Improvement to ambulance waiting times
By Nub News Reporter
3rd Nov 2023 | Local News
THERE has been a 50 per cent increase in the number of incidents attended by ambulances due to an improvement in handing over times at Mid and South Essex NHS Trust.
Across the Trust's emergency departments, performance against the four-hour standard a patient waits between attending A&E and a decision being made about their onward care or discharge was down from 67.5 per cent in August to 67.1 per cent in September.
But ambulance handovers have improved – in September the average time for an ambulance to offload a patient was 22 minutes, down from 25 minutes in August and the quickest time since February 2022.
In September 44.7 per cent of ambulances were handed over in under 15 minutes, and 84.9 per cent per cent under 30 minutes, which are both improvements from August. There were 253 ambulances waiting over 60 minutes, down from 460 in August.
The trust says this is leading to more ambulance conveyances – there were 6,463 ambulance arrivals in September 2023, compared to 4,262 in September 2022, a 51.6 per cent increase.
Andrew Pike – Chief Operating Officer for Mid and South NHS Foundation Trust said at an Essex County Council Health Overview Policy and Scrutiny Committee: "We have one big objective which is to reduce waiting times within emergency departments.
"That is obviously quite a challenge between the demand for ambulances and the demand of the public attending and the pressure of the discharges over the weekends and our staffing levels.
"But overall all of those components are in a stronger position than they were.
"A year ago that was not the case and what we have seen is a result of freeing up our ambulances – community response has gone up and year on year we are seeing a 54 per cent increase of ambulance conveyances to the hospital, particularly Southend where it is now not uncommon to have 100 ambulances coming each day."

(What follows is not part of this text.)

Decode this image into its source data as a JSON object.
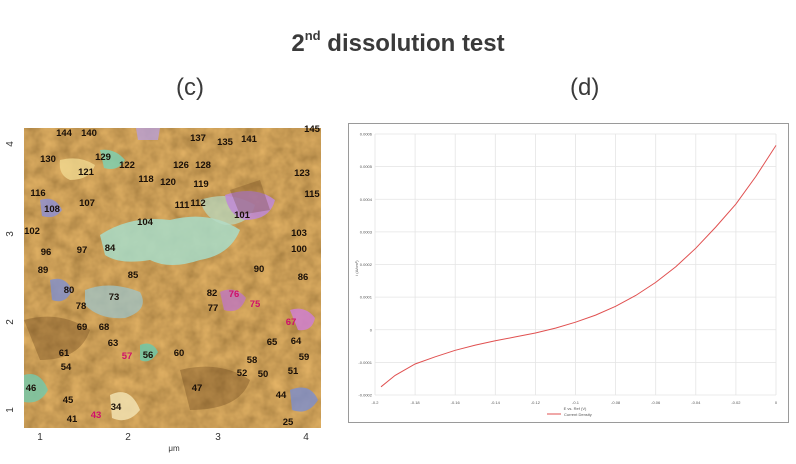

He added the NHS instruction to hospitals is to get to 80 per cent by January – which he admitted is some distance from the current position of 68 per cent.
Mr Pike said: "The target we have distinctly improved on is the ambulance offload target where were are required to offload 90 per cent in 30 minutes, and at present, we can achieve 85 per cent so we are very close to achieving that target." He said winter funds are being used to expand the bridging service, which helps get patients home quickly and provides them with domiciliary care services while they wait for a care package from a local provider.
He said: "The fact we can now bridge discharge and we have now got an expanded hospital at home service is probably the two biggest reasons why together we have seen improvement in the discharge picture."
He added "Where we could work together more is what we could do at weekends with nursing home restart or nursing home starts – with the proprietors.
"We do find we get little or no patient discharge to nursing homes over the weekend and that causes a backlog queue."